The Central Board of Direct Taxes (CBDT) in India has released the Finance Act 2024, passed on 15 February 2024, to execute the provisions of the Union Budget for 2024-2025. The finance Act includes the following key tax measures:
- The criteria for qualifying as a startup eligible for a 100% profits and gains deduction under Section 80-IAC has been modified to encompass startups incorporated up to 31 March 2025.
- Extending the tax deduction under Section 80LA for IFSC units, where income is generated from the transfer of assets like aircraft or ships, and which begin operations before 31 March 2025.
- The exemption provided under Section 10(4F) will persist for non-residents receiving royalty or interest due to leasing an aircraft or ship, facilitated by a unit in an IFSC, provided the unit starts operations on or before 31 March 2025.
- Withdrawal of disputed income tax demands, amounting to INR 25,000 for fiscal year 2009-10 and INR 10,000 for fiscal years 2010-11 to 2014-15.
- The sunset clause for the concessional tax rate of 15% for manufacturers under 115BAB remains unchanged.

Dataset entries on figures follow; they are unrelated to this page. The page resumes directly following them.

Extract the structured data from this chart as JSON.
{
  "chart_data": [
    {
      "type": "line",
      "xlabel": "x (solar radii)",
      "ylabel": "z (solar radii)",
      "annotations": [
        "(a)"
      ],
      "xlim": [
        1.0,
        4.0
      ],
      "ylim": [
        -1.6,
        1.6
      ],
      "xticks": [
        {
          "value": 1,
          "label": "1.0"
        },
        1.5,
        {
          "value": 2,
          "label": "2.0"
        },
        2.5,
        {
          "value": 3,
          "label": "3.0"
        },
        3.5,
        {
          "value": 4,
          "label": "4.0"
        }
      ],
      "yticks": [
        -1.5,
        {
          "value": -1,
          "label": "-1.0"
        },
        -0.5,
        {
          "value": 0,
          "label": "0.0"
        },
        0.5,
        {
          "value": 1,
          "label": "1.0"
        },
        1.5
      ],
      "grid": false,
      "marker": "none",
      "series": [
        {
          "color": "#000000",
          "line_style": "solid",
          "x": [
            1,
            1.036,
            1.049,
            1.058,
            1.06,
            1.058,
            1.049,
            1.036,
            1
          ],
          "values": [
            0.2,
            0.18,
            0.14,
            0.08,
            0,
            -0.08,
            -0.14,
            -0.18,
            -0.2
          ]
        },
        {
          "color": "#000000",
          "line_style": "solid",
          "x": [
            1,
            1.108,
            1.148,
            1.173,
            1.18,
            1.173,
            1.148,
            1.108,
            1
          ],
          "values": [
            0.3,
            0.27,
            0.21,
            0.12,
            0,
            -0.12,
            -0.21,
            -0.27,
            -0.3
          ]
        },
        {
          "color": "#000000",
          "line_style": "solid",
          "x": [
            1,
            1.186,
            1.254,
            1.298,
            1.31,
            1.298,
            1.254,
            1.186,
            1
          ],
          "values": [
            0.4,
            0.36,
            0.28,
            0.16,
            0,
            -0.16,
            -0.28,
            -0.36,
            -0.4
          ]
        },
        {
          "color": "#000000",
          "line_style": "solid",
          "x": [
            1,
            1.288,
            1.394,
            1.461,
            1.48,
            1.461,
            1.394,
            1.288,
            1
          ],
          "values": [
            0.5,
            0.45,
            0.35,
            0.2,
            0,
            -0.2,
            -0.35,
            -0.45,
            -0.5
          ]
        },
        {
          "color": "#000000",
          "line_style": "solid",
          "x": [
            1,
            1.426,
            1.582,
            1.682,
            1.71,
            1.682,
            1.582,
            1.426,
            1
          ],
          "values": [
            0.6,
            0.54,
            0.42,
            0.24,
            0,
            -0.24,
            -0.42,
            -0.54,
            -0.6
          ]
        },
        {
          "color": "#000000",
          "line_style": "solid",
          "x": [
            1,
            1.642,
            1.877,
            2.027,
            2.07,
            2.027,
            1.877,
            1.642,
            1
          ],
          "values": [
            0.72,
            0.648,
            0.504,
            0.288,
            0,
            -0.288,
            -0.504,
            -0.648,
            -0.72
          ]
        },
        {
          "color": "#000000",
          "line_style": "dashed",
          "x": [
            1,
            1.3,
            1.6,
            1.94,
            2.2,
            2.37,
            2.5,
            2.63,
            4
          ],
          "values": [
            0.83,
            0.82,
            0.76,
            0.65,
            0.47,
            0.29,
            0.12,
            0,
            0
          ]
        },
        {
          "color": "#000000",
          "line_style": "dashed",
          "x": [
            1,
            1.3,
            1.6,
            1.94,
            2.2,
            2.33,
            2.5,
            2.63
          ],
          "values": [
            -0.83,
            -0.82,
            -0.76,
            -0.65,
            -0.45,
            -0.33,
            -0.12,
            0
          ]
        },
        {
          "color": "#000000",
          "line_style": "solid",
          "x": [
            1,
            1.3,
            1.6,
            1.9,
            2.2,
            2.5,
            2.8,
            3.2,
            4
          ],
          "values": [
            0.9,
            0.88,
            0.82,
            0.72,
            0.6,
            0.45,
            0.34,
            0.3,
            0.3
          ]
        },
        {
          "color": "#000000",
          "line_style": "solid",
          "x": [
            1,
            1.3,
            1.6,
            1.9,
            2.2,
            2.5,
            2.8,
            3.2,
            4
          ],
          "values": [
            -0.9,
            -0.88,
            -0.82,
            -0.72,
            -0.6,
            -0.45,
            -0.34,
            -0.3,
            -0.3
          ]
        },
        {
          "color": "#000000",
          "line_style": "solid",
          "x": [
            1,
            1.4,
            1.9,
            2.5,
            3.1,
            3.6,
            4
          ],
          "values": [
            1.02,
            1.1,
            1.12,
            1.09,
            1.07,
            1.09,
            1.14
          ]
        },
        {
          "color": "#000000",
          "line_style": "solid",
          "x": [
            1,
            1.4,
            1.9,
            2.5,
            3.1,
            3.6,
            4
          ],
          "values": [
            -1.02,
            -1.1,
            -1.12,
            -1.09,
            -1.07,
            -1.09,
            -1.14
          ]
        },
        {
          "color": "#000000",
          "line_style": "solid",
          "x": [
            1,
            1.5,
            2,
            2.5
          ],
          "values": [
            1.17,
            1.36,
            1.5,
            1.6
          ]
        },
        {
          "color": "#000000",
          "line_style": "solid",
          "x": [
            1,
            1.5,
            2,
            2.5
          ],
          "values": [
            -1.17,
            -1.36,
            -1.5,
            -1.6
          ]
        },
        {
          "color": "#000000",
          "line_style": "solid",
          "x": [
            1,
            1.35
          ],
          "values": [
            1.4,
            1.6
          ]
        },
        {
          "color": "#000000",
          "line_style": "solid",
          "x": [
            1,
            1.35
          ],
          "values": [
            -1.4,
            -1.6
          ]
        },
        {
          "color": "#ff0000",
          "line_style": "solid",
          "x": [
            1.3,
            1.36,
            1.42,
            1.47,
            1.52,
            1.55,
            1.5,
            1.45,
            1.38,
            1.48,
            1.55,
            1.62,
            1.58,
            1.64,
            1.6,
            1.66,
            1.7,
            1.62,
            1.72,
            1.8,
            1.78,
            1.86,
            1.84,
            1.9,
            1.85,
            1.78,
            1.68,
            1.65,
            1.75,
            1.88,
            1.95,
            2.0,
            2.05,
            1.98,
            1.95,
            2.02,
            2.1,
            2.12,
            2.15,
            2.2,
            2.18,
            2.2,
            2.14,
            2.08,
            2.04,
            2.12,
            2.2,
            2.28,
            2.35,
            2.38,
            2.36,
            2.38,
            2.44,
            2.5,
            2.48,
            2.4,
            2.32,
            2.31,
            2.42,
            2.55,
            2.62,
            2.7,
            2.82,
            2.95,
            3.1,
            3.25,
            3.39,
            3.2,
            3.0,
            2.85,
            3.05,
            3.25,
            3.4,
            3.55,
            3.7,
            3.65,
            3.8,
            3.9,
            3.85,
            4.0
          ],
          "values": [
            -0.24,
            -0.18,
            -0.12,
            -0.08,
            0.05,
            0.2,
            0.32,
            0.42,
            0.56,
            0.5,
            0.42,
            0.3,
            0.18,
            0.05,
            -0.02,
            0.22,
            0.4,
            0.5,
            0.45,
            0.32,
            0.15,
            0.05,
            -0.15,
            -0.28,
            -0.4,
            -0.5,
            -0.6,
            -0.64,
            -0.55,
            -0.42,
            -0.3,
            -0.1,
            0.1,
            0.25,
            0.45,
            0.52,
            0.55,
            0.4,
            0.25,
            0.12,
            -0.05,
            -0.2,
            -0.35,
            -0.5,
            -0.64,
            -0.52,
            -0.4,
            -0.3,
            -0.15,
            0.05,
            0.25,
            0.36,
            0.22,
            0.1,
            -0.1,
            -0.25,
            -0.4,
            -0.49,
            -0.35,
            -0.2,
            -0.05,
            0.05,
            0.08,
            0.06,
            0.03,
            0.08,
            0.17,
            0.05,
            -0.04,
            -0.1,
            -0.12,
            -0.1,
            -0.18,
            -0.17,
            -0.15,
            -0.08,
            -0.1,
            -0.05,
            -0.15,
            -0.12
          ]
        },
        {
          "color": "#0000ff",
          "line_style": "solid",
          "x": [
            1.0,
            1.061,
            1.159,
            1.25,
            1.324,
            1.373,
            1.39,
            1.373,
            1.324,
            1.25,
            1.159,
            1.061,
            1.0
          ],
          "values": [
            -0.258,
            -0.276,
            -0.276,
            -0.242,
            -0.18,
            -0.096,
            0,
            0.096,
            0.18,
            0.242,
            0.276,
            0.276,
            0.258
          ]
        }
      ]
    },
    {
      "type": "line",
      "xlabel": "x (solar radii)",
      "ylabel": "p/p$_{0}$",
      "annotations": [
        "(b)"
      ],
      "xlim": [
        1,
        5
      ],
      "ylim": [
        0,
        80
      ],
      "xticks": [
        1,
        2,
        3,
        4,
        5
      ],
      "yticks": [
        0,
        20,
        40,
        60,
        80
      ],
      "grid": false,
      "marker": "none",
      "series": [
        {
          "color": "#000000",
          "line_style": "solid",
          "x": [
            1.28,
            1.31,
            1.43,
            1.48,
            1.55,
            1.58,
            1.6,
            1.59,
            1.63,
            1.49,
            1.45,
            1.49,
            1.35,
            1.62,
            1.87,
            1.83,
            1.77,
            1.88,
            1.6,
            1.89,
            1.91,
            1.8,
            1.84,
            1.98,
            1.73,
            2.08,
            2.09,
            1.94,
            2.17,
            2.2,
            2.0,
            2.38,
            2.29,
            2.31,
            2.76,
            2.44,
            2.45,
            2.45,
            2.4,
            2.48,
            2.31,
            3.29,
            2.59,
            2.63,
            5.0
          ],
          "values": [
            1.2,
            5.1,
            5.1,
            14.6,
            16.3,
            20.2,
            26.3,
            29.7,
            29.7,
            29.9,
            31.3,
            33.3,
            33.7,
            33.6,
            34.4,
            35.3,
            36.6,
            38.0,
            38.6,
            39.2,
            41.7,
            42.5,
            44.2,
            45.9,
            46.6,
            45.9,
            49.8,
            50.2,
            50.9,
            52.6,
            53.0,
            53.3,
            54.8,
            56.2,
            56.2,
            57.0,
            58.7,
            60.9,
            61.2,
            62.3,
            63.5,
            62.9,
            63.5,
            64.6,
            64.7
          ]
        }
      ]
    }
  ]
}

- Continuation of the exemption provided under Section 10(4D) for income arising from the transfer of capital assets on a recognized stock exchange within an International Financial Services Centre (IFSC), contingent upon the commencement of operations by the investment division of an offshore banking unit before 31 March 2025.
- The exemption under Section 10(23FE) for income derived by Sovereign Wealth Funds and other specified funds, including dividends, interest, and long-term capital gains from investments in India, will persist provided the investment is made on or before 31 March 2025.